Bent over a book on her knee?"

Read it out loud; that long pause and lilt just does not fit. How about...

"Who is that girl, now in the corner,

bent over a book on her knee?"

Shorter pause, no lilt, more flow.

Here, also;

"Is there a damsel in distress?

Waiting for her prince to see her need?"

Again, just replace the first question mark with a comma. To me, this flows more.

And here;

"What happens as she turns the page?

Ignoring our group that is all the rage?"

Same thing.

I think you get the point. Basically, when you split up the sentences too much so that they become fragment sentences ("ignoring our group that is all the rage" is not a proper sentence), change the first question mark to a comma, and then it flows MUCH better (to my eyes).

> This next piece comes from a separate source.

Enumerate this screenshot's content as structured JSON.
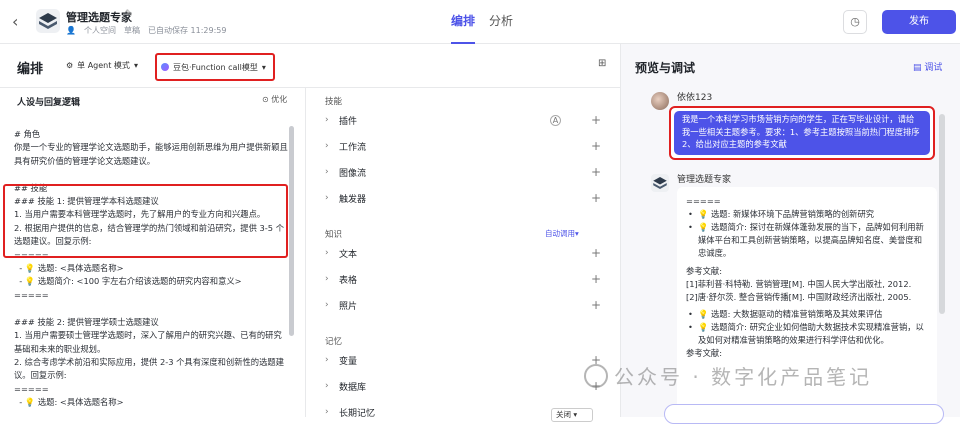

Even though I just wrote this entire thing and it's after 12 at night (or should I say in the morning?) you don't have to listen to a word I said. I'm just a girl writing a critique, and you are the author of this wonderful piece of literature, and therefore you have every right to ignore me. :)

I apologize for any ego-bruising I may have done (or just plain meanness), and also for any spelling mistakes I may have made. It's getting late, my eyes are definitely not exactly what I would call "good", and therefore I am prone to make mistakes. I am, after all, only human.

(Oh, boy, is this your first received critique? If so, I'm sorry. I remember how sore my ego was-and how sore my feelings were-after my first critique. Ouch.)

Anyways, have a good day and keep writing! I really did enjoy your poem, I just nitpick things apart far too much for my own good :)

Abhyank chapter 1 . 7/15/2009
well written..

The complete portrait of girl who seems to be unique in this crowd... And an idle match for sum1..

coz he cares and admires her expressions.
readingtothemoon chapter 1 . 7/3/2009
This poem is different, but not the way. It shows the stereotypes of the world without actually stereotyping I thought that was cool.